His comments raised hopes that Section 377A would be abolished.

According to AP, Prime Minister Lee Hsien Loong told a local university forum last month that while Singapore recognises and respects homosexuals, changing the law would be “a very divisive argument. We will not reach consensus however much we discuss it.

“The tone of the society, the public, and society as a whole, should be really set by the heterosexuals and that’s the way many Singaporeans feel,” he added.

“Our view, as a government, is we will go with society … What people do in private is their own business; in public, certain norms apply.”

The government has assured the local gay community that it would not actively prosecute them but gay rights advocates say that it is not enough.

“It is the responsibility of any democratically elected government to protect minorities from the ‘tyranny of the majority,” argues the online petition.

“Far more conservative countries have done away with laws like these and are none the worse for it.”

In August Singapore banned gay events planned for public parks.

The move came as gays were attempting to celebrate LGBT pride.

Censors refused to allow an LGBT book reading event that was to have been part of the pride celebration, a human rights forum was blocked and a photography exhibit of gays and lesbians was closed by police hours before it was to officially open.

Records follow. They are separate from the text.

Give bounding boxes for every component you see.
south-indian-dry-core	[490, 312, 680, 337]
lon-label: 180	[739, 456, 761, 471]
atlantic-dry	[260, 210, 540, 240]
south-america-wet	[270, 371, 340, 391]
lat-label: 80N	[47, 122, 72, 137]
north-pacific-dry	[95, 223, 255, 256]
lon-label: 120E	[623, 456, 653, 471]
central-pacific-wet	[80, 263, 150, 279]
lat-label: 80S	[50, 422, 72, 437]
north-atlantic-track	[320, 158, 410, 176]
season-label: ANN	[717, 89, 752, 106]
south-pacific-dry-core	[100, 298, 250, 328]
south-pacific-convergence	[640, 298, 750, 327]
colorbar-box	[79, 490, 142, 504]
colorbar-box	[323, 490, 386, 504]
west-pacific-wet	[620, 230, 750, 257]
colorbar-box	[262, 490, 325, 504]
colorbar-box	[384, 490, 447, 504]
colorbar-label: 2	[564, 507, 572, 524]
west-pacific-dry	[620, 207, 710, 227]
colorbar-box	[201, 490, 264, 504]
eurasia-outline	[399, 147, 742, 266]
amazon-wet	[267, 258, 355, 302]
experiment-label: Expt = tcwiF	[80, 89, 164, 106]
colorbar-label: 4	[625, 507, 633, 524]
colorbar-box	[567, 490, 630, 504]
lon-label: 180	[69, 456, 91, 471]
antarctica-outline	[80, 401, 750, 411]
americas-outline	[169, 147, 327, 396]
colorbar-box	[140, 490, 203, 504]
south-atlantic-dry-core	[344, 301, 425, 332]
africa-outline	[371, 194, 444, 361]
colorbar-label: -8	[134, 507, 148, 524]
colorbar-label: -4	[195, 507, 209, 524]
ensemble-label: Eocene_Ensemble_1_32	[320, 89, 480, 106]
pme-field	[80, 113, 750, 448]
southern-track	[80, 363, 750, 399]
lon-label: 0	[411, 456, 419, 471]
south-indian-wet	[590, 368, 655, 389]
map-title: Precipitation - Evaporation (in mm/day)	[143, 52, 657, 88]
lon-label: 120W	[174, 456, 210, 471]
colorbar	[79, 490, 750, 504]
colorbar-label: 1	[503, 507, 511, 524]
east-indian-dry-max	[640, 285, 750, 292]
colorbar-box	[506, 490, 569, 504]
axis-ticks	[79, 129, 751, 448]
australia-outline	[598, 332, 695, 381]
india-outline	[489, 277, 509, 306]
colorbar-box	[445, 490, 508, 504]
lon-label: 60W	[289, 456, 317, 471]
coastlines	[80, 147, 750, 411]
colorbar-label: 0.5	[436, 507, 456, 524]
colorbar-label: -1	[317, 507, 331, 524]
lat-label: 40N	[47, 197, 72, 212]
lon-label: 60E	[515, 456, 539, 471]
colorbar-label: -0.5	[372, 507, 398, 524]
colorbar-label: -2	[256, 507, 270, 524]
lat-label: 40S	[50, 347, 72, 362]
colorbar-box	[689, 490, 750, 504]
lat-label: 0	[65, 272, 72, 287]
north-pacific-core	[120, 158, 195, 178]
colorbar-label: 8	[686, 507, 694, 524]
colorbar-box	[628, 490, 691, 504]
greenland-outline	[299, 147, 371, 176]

The human rights forum was to have featured Douglas Sanders, a professor emeritus in law at the University of British Columbia, Canada, and Thailand’s Chulalongkorn University.

The forum, titled “Sexual Orientation in International Law: The Case of Asia,” was deemed contrary to public interest.

The censorship board ordered the photo exhibition closed because it showed photos of gay men and women kissing.

The board said that the show violated Singapore law because it promoted “a homosexual lifestyle.”